Perlahan-lahan cahaya lembut lampu bohlam 10 watt asli produk Rusia itu menyinari wajah sang bocah. Seperti sebuah cerita misteri, sinar lampu itu enggan membawa wajah yang penuh tanda tanya itu ke terang yang segera. Diungkapnya bagian demi bagian, sedikit demi sedikit. Namun, dari senyuman yang pertama kali muncul, wajah Jack langsung berubah pucat. Senyum itu tidak akan bisa ia lupakan.
“Oh tidak.”
“Tidak mungkin, Antoine.”
“Kau Antoine, kenapa kau ada disini?”
“Bagaimana caranya? Oh, Tuhan.”
Seketika itu juga, pipinya telah basah oleh air mata. Dia tidak berusaha untuk mengusapnya. Dia takut ketika air mata itu terusap, kehadiran bocah lelaki dihadapannya ini juga akan turut menghilang.
“Kesini nak, ayah rindu,” bujuk Jack.
“Ayo sini, jangan takut, kau aman sekarang di sini.”

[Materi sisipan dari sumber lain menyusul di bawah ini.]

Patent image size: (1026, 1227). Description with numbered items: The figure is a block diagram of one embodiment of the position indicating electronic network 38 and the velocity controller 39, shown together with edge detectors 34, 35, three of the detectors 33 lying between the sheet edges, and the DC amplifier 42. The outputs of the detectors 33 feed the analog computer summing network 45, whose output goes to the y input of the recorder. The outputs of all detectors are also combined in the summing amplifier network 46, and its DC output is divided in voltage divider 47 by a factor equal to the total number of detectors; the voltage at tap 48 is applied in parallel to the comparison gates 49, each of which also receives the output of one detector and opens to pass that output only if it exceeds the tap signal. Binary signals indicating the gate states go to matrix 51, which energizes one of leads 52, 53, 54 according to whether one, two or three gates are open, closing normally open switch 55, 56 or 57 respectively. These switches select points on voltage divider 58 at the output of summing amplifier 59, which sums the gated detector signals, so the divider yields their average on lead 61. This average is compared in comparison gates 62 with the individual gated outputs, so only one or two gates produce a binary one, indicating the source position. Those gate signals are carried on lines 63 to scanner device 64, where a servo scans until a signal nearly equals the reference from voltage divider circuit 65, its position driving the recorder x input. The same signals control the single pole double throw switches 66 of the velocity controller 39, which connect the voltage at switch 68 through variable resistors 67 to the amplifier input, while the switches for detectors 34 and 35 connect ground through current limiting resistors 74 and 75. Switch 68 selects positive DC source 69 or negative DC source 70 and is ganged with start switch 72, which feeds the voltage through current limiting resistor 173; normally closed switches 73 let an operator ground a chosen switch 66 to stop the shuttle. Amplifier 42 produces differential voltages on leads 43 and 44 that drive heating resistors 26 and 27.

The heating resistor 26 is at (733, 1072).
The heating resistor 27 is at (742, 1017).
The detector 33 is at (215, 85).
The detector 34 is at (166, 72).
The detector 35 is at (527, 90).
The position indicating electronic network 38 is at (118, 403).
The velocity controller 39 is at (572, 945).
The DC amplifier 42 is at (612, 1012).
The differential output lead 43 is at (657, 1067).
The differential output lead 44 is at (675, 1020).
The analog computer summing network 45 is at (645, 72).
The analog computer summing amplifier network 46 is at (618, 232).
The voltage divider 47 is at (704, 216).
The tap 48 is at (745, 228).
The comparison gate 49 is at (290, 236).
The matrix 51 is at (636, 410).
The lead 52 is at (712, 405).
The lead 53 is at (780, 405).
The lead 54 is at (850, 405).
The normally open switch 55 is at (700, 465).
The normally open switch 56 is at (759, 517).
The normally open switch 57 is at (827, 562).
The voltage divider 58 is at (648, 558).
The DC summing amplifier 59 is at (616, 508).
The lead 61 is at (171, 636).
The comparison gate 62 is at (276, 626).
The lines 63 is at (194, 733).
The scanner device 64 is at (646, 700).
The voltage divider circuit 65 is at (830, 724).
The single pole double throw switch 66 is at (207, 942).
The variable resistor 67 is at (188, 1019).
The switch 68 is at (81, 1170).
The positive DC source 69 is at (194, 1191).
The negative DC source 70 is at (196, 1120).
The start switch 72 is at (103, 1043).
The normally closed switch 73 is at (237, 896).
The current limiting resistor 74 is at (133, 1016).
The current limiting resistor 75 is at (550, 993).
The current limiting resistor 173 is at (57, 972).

Jack mengulurkan kedua tangannya lemah. Jemari tangannya tak henti-hentinya membuka dan mengatup, memanggil-manggil. Si bocah hanya tersenyum. Rambutnya yang pirang sebentar-sebentar menutupi mata birunya yang indah, menatap kosong ke arah Jack.
Jack memelas.
Ingin sekali rasanya ia melompat ke arah bocah itu, merengkuh badannya, merasakan jemari-jemari kecilnya. Tapi, kakinya kaku. Seperti ada akar besar yang menahan kakinya untuk melangkah. Namun, matanya yang penuh rindu itu seakan masih memanjatkan doa, yang dengan perlahan merasuk lewat pori-pori kulitnya, mengalir lewat pembuluh darahnya. Memberinya kekuatan.